Posted by Danny TarlowI'm working on a project where I need to load a lot of images into a C++ program, and it's taking up an annoyingly long amount of time relative to the rest of the program (the loading of data takes more time than running my algorithms), so I put in a couple hours to see if I could optimize it.
The basic setup is that for each example and iteration, I need to load around 100 images and iterate over all pixels. The images are each of size around 150x200 pixels. A typical full run of the full algorithm does around twenty iterations on a couple hundred examples (say 200). To produce the results I need, it will take 20 or 30 full runs. I can parallelize a lot, but I figured it was worth taking a pass optimizing my input/output code a bit first.

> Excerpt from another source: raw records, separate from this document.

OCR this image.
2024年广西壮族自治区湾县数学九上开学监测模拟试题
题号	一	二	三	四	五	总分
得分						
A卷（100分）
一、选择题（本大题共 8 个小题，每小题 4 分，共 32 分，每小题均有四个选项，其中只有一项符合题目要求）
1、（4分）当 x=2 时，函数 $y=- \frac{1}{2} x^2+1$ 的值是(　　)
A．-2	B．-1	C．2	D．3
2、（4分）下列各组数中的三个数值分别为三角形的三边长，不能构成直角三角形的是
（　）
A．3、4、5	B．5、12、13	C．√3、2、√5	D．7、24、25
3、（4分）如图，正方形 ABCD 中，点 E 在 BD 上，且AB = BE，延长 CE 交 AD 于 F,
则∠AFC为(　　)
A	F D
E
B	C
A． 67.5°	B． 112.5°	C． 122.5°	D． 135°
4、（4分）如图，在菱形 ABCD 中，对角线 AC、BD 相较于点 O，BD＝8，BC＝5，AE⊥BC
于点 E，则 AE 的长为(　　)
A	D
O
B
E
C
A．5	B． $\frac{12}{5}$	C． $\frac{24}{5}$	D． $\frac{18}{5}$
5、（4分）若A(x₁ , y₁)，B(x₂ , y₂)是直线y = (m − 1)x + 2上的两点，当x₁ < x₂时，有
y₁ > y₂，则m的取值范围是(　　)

My initial implementation used the CImg library to load the images. It is a simple loop, iterating over filenames, loading the images, then iterating over the pixels to construct the model. For a single example, it takes about 6.7 seconds: 2.2 seconds to load the 100 images, and 4.5 seconds to iterate over them and construct the model. For a full run, that amounts to roughly 20 * 200 * 6.7 = 26800 seconds, or 7.4 hours. In reality, I usually split the work over 4 cores, so I can get results in ~2 hours.
The new version I am playing around with uses Google Protocol Buffers instead. Instead of loading each of the images separately, I write all of the pixel values of the 100 images into a protocol buffer, then load the single file instead of the 100 separate ones. For a single example, this cuts the time down to about 2.3 seconds: .3 seconds to load the data, and 2.0 seconds to iterate over the values and construct the model. It's not earth shattering, but it's still a nice speedup, cutting the input/output component of time for a full run down to about 9200 seconds, or 2.6 hours (2.6/7.4 = 35%).